The "obvious" solution to all this would be an Apple Airport Express to bridge the network, and deliver tunes. I spent half of last night fighting with the damn thing to get it configured properly. Turns out, you need WDS (wireless distribution system) configured when all you want to do is create a wireless bridge. This nightmare turned out to require downloading the latest firmware for my D-Link DGL-4300, but I've finally got everything working. Probably the biggest annoyance is that all the web pages out there are inconsistent about how, exactly, you're supposed to type your WEP key into the Apple dialog box. There's some consensus that you need to prefix the hex digits with a dollar sign ($), but this caused the dialog for me to switch from 128-bit WEP to 40-bit WEP. That's clearly annoying, but it's not like WEP offers much in the way of meaningful security, anyway.

My next adventure is sorting out some kind of remote access to the tunes. I thought about setting up VNC, but that really falls down on "it just works" usability. Instead, I'm looking at two different pieces of cheap shareware: CoverBuddy and WebRemote. It annoys me somewhat to be paying for something that Apple should be providing as part of the package.
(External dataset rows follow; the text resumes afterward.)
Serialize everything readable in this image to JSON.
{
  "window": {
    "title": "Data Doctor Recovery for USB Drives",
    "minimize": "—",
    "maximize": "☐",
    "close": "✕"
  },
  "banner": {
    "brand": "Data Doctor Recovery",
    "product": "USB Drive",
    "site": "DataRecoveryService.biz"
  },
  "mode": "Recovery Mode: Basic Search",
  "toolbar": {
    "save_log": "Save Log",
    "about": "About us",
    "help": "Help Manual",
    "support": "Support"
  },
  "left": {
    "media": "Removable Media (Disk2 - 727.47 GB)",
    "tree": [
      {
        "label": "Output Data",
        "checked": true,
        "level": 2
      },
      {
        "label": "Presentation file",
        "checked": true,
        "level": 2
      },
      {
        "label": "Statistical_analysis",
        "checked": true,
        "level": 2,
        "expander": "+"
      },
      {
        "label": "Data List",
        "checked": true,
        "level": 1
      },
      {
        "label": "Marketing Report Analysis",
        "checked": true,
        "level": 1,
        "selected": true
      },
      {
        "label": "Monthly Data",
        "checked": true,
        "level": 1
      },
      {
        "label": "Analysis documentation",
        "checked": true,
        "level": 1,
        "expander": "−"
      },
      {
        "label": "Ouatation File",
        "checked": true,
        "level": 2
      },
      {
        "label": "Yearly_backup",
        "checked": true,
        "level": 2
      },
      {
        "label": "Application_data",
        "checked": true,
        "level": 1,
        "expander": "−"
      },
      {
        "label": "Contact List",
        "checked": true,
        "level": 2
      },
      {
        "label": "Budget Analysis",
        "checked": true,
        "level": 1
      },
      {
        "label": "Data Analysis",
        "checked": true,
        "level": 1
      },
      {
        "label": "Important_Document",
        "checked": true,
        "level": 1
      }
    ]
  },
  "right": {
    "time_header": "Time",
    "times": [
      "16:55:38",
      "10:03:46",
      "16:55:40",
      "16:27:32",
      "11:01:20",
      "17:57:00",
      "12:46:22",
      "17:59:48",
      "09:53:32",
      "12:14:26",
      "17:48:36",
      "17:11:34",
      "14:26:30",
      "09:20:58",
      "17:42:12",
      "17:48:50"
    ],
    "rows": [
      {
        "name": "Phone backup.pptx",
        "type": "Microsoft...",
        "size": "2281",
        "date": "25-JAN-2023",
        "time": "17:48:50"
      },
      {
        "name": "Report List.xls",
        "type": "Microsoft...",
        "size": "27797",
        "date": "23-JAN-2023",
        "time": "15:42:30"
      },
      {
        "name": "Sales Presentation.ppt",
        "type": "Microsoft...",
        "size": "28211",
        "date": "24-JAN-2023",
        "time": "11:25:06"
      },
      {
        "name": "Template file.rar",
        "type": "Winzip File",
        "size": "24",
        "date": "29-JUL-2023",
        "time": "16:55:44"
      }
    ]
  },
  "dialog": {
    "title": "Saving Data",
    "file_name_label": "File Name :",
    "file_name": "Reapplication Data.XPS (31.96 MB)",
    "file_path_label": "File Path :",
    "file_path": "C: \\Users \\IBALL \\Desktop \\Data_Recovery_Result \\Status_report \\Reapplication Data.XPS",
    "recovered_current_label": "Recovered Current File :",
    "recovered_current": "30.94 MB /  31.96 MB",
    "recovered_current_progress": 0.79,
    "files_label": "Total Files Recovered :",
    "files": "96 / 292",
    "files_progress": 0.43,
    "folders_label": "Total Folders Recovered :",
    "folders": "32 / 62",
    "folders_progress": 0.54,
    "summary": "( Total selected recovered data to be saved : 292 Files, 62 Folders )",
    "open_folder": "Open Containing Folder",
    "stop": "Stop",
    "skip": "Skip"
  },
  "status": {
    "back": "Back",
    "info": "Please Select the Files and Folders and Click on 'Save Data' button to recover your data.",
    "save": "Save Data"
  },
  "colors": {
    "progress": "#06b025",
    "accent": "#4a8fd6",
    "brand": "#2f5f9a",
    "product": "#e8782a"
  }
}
CoverBuddy pretty much works as advertised, but the interface is pretty painful. There's no search of any kind. They're really shooting for an icon-only interface that might run on a PSP web client. WebRemote is a little better, providing a lot of text, but still no search gizmo and it looks like you have to click on each song to make it play -- no way to queue up and entire album at once.

Am I missing something? Do I have to do VNC to have decent functionality?